Not so fast, hotshot. You may have common sense, but that hardly makes you an authority. Neither does sniffing fifty strips of scented paper at the mall.
Where personal style is concerned, your choice of cologne can be as make-or-break as your choice of shoes, so today we’re taking a fearless plunge into the world of men’s fragrances. You’ll come in a casual user and come out a connoisseur.
Cologne Or Eau de Toilette?
Fragrance terminology has evolved over the years, and you’ve probably heard many terms used interchangeably. Confusing? You bet. Here’s what you need to know: it’s all about concentration. As in, the concentration of the fragrance. ‘Eau de Parfum’ is the strongest concentration – 10-20% perfume oils, mixed with alcohol and a trace of water.

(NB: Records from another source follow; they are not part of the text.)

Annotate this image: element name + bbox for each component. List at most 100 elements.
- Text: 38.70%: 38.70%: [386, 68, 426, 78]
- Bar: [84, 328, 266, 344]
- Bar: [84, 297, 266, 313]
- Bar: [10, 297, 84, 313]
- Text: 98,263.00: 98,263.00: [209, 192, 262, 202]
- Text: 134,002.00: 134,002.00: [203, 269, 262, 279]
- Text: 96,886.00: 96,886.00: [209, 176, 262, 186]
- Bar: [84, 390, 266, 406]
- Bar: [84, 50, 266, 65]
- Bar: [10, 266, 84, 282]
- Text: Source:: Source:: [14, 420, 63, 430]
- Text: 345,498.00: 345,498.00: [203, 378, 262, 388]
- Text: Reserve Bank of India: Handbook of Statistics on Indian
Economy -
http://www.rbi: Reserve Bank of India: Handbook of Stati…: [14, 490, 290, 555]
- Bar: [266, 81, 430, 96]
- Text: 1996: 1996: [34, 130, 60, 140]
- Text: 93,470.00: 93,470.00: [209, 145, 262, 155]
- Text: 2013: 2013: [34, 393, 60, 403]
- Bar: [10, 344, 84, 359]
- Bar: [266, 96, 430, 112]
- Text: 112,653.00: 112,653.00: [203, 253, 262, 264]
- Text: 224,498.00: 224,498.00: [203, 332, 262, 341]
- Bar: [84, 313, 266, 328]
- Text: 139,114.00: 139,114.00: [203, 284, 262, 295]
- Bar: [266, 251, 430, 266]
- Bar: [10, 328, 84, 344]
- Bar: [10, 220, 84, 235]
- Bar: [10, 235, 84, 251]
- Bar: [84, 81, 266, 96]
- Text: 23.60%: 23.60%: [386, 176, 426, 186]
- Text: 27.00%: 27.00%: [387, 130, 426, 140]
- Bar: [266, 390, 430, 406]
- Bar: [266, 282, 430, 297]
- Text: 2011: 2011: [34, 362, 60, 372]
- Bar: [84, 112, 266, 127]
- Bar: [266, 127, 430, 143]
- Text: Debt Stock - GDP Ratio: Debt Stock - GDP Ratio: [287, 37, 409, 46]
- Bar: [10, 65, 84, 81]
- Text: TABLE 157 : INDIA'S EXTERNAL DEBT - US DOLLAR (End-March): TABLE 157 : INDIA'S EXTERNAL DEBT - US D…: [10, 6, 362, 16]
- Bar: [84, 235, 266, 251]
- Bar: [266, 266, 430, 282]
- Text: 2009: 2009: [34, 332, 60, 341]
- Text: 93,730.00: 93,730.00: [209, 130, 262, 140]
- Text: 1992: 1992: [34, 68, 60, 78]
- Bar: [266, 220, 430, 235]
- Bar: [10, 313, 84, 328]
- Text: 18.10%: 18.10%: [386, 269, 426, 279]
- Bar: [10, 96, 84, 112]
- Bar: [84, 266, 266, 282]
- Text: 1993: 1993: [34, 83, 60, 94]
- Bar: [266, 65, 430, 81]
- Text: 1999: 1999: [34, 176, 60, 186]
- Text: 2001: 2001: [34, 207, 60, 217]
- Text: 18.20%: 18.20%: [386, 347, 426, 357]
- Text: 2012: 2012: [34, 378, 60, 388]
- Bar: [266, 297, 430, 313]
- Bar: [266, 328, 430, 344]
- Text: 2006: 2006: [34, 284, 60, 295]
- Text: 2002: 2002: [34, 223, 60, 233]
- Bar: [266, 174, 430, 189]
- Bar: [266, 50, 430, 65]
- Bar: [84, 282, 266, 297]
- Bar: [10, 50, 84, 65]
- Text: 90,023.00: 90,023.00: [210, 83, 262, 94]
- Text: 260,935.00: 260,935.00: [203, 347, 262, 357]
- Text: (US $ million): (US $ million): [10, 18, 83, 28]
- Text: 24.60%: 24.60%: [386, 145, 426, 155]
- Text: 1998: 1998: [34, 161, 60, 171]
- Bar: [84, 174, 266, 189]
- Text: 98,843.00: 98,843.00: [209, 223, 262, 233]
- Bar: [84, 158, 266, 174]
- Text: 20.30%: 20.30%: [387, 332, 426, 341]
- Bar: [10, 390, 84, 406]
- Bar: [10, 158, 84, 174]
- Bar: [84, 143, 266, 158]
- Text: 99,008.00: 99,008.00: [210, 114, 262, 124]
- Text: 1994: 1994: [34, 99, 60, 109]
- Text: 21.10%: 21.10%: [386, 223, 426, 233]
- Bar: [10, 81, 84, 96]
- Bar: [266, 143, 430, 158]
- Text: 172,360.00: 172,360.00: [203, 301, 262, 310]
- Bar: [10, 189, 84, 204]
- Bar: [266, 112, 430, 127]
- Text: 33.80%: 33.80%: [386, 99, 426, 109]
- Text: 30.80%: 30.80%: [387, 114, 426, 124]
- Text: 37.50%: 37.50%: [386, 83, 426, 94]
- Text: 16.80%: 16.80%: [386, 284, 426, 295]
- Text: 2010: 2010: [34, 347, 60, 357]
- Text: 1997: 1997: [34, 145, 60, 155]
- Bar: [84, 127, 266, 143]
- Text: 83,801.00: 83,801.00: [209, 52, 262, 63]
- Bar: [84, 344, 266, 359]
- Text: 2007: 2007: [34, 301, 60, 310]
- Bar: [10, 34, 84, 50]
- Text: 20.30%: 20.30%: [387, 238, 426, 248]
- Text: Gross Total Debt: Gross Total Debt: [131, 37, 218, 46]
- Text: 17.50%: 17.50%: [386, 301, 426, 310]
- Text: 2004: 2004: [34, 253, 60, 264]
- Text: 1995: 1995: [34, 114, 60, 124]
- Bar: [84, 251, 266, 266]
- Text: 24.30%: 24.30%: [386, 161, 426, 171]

‘Eau de Toilette’ is a weaker concentration, with only 5-15% (typically around 10%) aromatic compounds. Neither should be confused with aftershave, which is something else entirely.
Does Fragrance Go Off?
Yes, but in not the same stomach-churning way as the milk you forgot in the back of the fridge. Look for the following signs: a smell change, a diminishment of the original potent smell, a change in colour or consistency. Expect a shelf life of 3-5 years and care for your fragrances properly.
Store them in a cool, dark place, away from humidity and at a consistent temperature. In general, the higher the quality of the fragrance, the less likely it is to spoil.
What Are Fragrance Notes?
A list of notes is not, as you may assume, a list of ingredients. Notes are purely an attempt to describe what the fragrance smells like. In other words, they’re the work of a marketing and PR department, not a laboratory.
You may see different notes used to describe the same scent, even though the actual formula hasn’t changed. Sometimes a cocktail of notes – called an ‘accord’ – is used to create a completely new, unified odour impression.
What Is Actually In Fragrances?
The short answer: probably not what you think. The list of notes may include plenty of flora, but odds are good that no flowers were harmed in the making of your cologne. Many natural essences have been replaced with synthetic equivalents to keep up with the demands of mass production and increase a scent’s life expectancy.
There may also be hints of fauna in your fragrance. A surprising number of pungent animal products (include beaver secretions and an ingredient extracted from the anal glands of a civet) are crucial components of perfumery.
What Are Fragrance Families?
Fragrances fall into specific categories that describe the ingredients used and the scents they create. Fragrance families are quite subjective, and the list is expanding all the time, but common examples include Floral, Oriental, Leather, Aromatic, Citrus, Spicy, Woody, Chypre and Fougère.
Finding the fragrance destined to become your signature starts with understanding which scents appeal to you and suit your personality.
How Do I Choose The Right One?
At the end of the day, what really matters? What makes one fragrance different from the next? Keep these 5 factors in mind:
- Composition: What elements make up the scent? Is the blend unique? Are any of the ingredients rare or expensive?
- Release Year: Like wines, fragrances go through yearly variations. They also change with fashion trends. Something that’s ‘in’ one decade may be outdated the next. On the other hand, a scent that stands the test of time is a vintage treasure.
- Oil Content: This determines how long your cologne lasts. More oil means a stronger and longer-lasting scent. It also means you need to be careful not to overdo the application.
- Strength: Not to be confused with the above, ‘strength’ refers to how far the scent travels. A stronger fragrance will be perceptible several steps away, while a milder one will only be noticed by someone up-close-and-personal.
- Cost: The better or more rare the ingredients, the more you can expect to pay for them. No surprise there. But we will add this caveat: the more you pay for a fragrance, the more you should demand from it. If you’re dropping a bunch of dough on a cologne, make sure it’s really worth it.